One could argue that the constant drumbeat demanding change has never been louder, and with the arrival of GenAI never more urgent. But, as Hamon told Artificial Lawyer, many GCs don’t have the skillset to drive this change.

‘It’s a very interesting time,’ she said. ‘There is a spectrum of sophistication [inhouse]. Some clients are just getting their house in order, such as improving document management. On the other end of the spectrum it’s all about GenAI.’

‘They realise that change is happening to them now, even if they do not want to drive it,’ she added.

AL asked which GCs fit into the ‘we’re driving it and we know where we are going’ group?

‘The pioneers all have something in common. They all have a strategic vision of the GC’s role in the legal function and these pioneers can be found in different places and sectors and team sizes. The common driver is that they all want to have efficient inhouse teams and want to be front runners in the conversation,’ she added.

Then there’s another group, who want to respond, but perhaps are overwhelmed by the demands that suddenly arrive from the top.

‘Some GCs have been told to invest in GenAI’, she noted and added that they often do not know what to do with that command from the C-suite.

Worse still, there has been ‘so much noise about GenAI, GCs feel they should understand, but they do not know, yet they feel they can’t raise the question any more’. I.e. the conversation has moved on already and yet they don’t really understand what an LLM is, how it works, or even why they should use such tech. Meanwhile, things keep moving ahead…..

What is the solution?

We have to offer basic education,’ said Hamon, who has a team within Transform to help with consulting needs of inhouse legal teams, which in turn can draw on a much wider group of experts at the firm across legal tech and project management.

‘GCs need a place to demystify things, and not just AI, but legal ops also. There are a lot of things that are not clear still. For example, people talk about matter management when they really mean intake.’ They also get confused about what CLM platforms actually can do for them. And so it goes.

Hamon and team have now started doing ‘problem definition workshops’ where the goal is to remove the confusion and help inhouse lawyers to understand the changing landscape – and its sometimes impenetrable terminology.

As Hamon noted, there are plenty of proactive GCs doing great work in terms of modernising their teams and how they work with the wider business. But, many other GCs don’t have a strategy. And it’s hard to have a strategy to change things when one doesn’t feel like you’re on top of what actually needs to change, or the key elements that are part of this new landscape.

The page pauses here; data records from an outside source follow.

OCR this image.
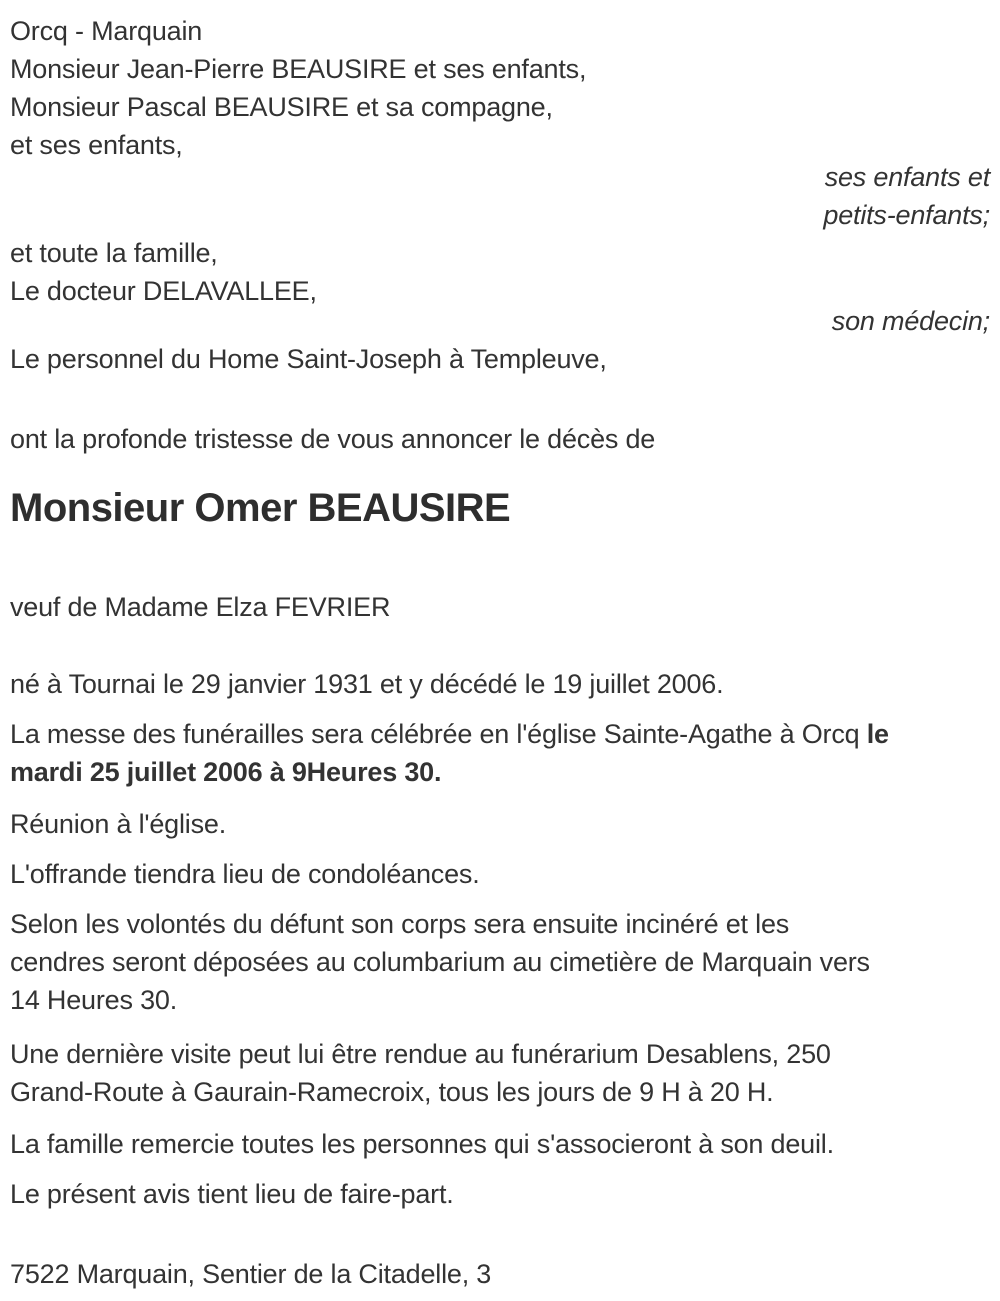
Orcq - Marquain
Monsieur Jean-Pierre BEAUSIRE et ses enfants,
Monsieur Pascal BEAUSIRE et sa compagne,
et ses enfants,
ses enfants et
petits-enfants;
et toute la famille,
Le docteur DELAVALLEE,
son médecin;
Le personnel du Home Saint-Joseph à Templeuve,
ont la profonde tristesse de vous annoncer le décès de
Monsieur Omer BEAUSIRE
veuf de Madame Elza FEVRIER
né à Tournai le 29 janvier 1931 et y décédé le 19 juillet 2006.
La messe des funérailles sera célébrée en l'église Sainte-Agathe à Orcq le
mardi 25 juillet 2006 à 9Heures 30.
Réunion à l'église.
L'offrande tiendra lieu de condoléances.
Selon les volontés du défunt son corps sera ensuite incinéré et les
cendres seront déposées au columbarium au cimetière de Marquain vers
14 Heures 30.
Une dernière visite peut lui être rendue au funérarium Desablens, 250
Grand-Route à Gaurain-Ramecroix, tous les jours de 9 H à 20 H.
La famille remercie toutes les personnes qui s'associeront à son deuil.
Le présent avis tient lieu de faire-part.
7522 Marquain, Sentier de la Citadelle, 3
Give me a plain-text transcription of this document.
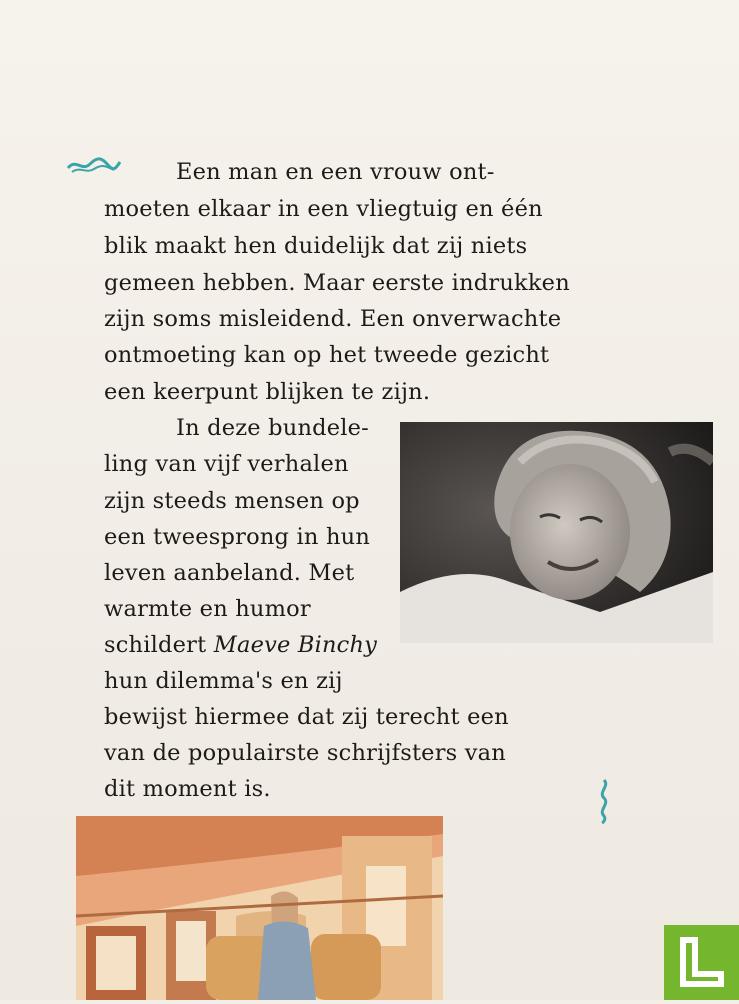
Een man en een vrouw ont-
moeten elkaar in een vliegtuig en één
blik maakt hen duidelijk dat zij niets
gemeen hebben. Maar eerste indrukken
zijn soms misleidend. Een onverwachte
ontmoeting kan op het tweede gezicht
een keerpunt blijken te zijn.
In deze bundele-
ling van vijf verhalen
zijn steeds mensen op
een tweesprong in hun
leven aanbeland. Met
warmte en humor
schildert Maeve Binchy
hun dilemma's en zij
bewijst hiermee dat zij terecht een
van de populairste schrijfsters van
dit moment is.
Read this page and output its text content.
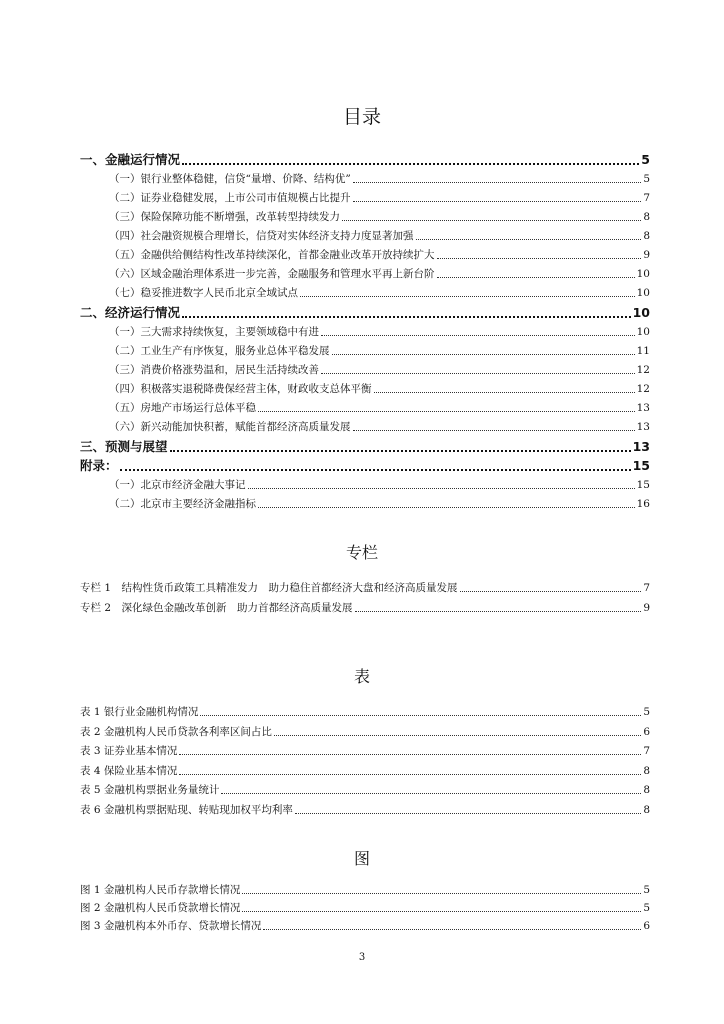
目录
一、金融运行情况	5
（一）银行业整体稳健，信贷“量增、价降、结构优”	5
（二）证券业稳健发展，上市公司市值规模占比提升	7
（三）保险保障功能不断增强，改革转型持续发力	8
（四）社会融资规模合理增长，信贷对实体经济支持力度显著加强	8
（五）金融供给侧结构性改革持续深化，首都金融业改革开放持续扩大	9
（六）区域金融治理体系进一步完善，金融服务和管理水平再上新台阶	10
（七）稳妥推进数字人民币北京全域试点	10
二、经济运行情况	10
（一）三大需求持续恢复，主要领域稳中有进	10
（二）工业生产有序恢复，服务业总体平稳发展	11
（三）消费价格涨势温和，居民生活持续改善	12
（四）积极落实退税降费保经营主体，财政收支总体平衡	12
（五）房地产市场运行总体平稳	13
（六）新兴动能加快积蓄，赋能首都经济高质量发展	13
三、预测与展望	13
附录：	15
（一）北京市经济金融大事记	15
（二）北京市主要经济金融指标	16
专栏
专栏 1　结构性货币政策工具精准发力　助力稳住首都经济大盘和经济高质量发展	7
专栏 2　深化绿色金融改革创新　助力首都经济高质量发展	9
表
表 1 银行业金融机构情况	5
表 2 金融机构人民币贷款各利率区间占比	6
表 3 证券业基本情况	7
表 4 保险业基本情况	8
表 5 金融机构票据业务量统计	8
表 6 金融机构票据贴现、转贴现加权平均利率	8
图
图 1 金融机构人民币存款增长情况	5
图 2 金融机构人民币贷款增长情况	5
图 3 金融机构本外币存、贷款增长情况	6
3
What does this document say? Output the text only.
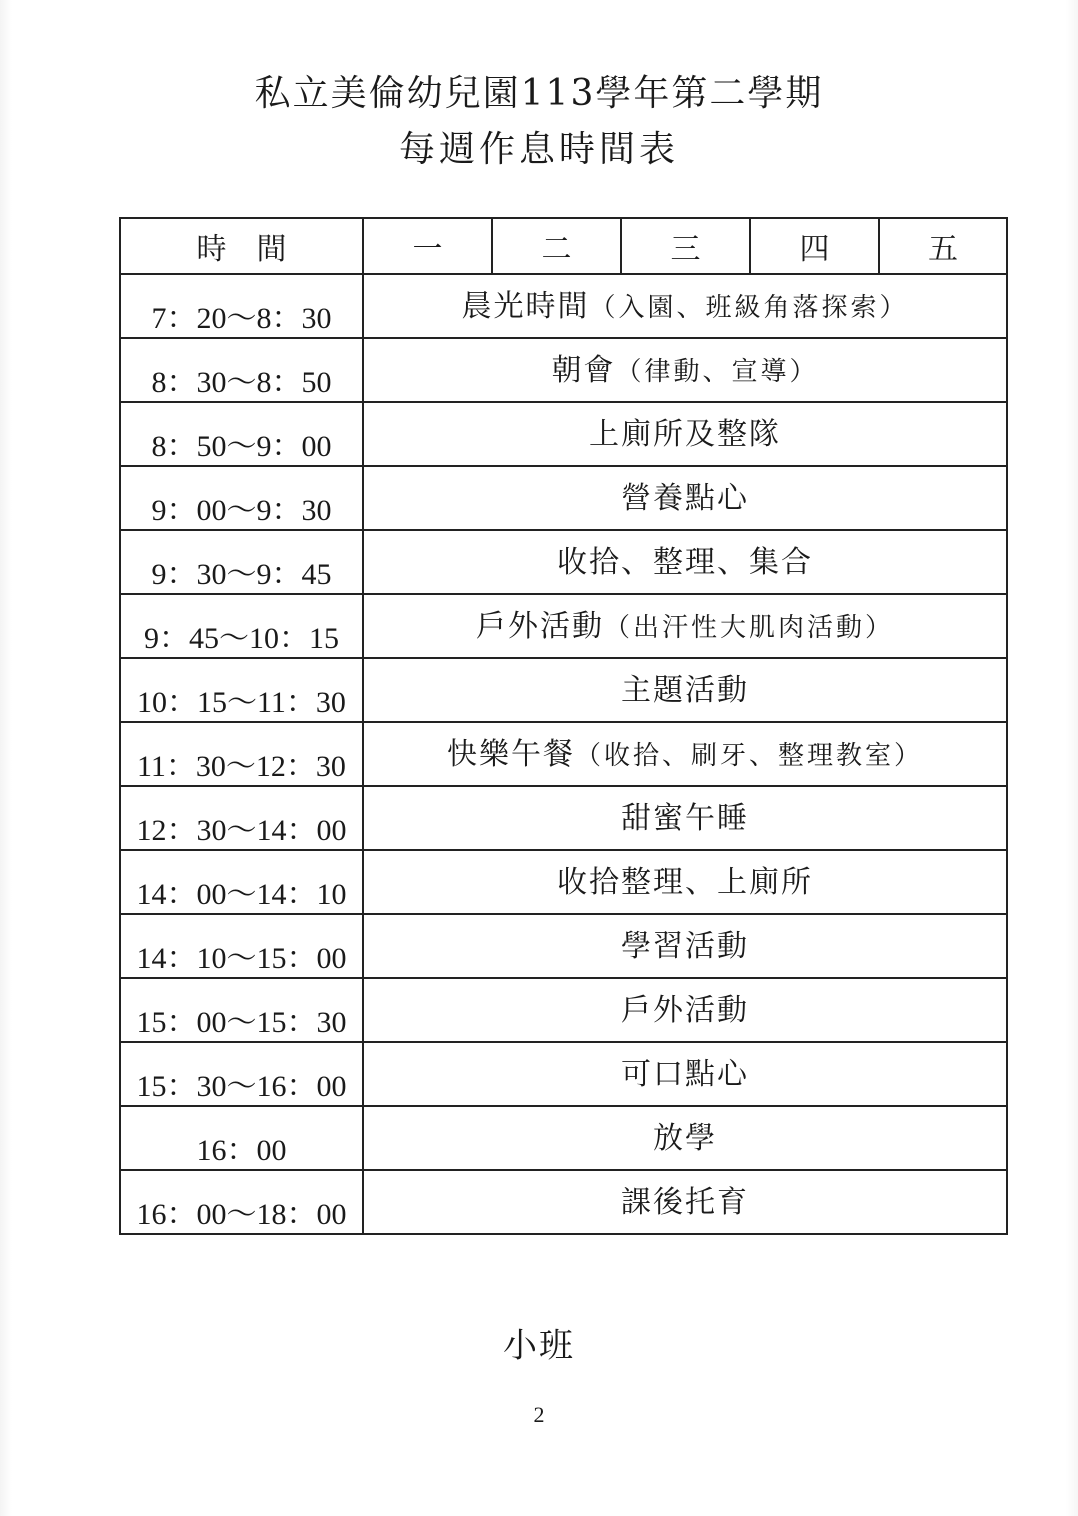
私立美倫幼兒園113學年第二學期
每週作息時間表
時　間	一	二	三	四	五
7：20～8：30	晨光時間（入園、班級角落探索）				
8：30～8：50	朝會（律動、宣導）				
8：50～9：00	上廁所及整隊				
9：00～9：30	營養點心				
9：30～9：45	收拾、整理、集合				
9：45～10：15	戶外活動（出汗性大肌肉活動）				
10：15～11：30	主題活動				
11：30～12：30	快樂午餐（收拾、刷牙、整理教室）				
12：30～14：00	甜蜜午睡				
14：00～14：10	收拾整理、上廁所				
14：10～15：00	學習活動				
15：00～15：30	戶外活動				
15：30～16：00	可口點心				
16：00	放學				
16：00～18：00	課後托育				
小班
2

Or, put it this way: you can’t have an ‘AI strategy’ – whatever that actually is…..when you don’t really get how an LLM works, or how it applies to different aspects of legal work. You can’t really get the most out of CLM if the economic reasoning behind having it and at least some internal cost data is not present.

If the dominant goal is always: defend the company at all costs and crush all risks, and that has worked in the past, how do you move beyond that, or rather have that still at the core of the role, but to expand into attaining other outcomes that are perhaps not always ‘do-or-die’ legal needs?

That said, Hamon is keen to stress that GCs are in the same boat as many others and that ultimately the inhouse world ‘needs a trigger to prompt change’.

Well, we can say that the trigger has arrived in the shape of GenAI. The question now is how many GCs will be able to rise to the challenge and ride this wave in a positive way that leaves the inhouse function transformed? (And then, how many will delay change for as long as they can because all this AI and legal ops stuff looks too strange, too unwieldy to do?)

Either way, Hamon and team are there to help. They are certainly going to be busy.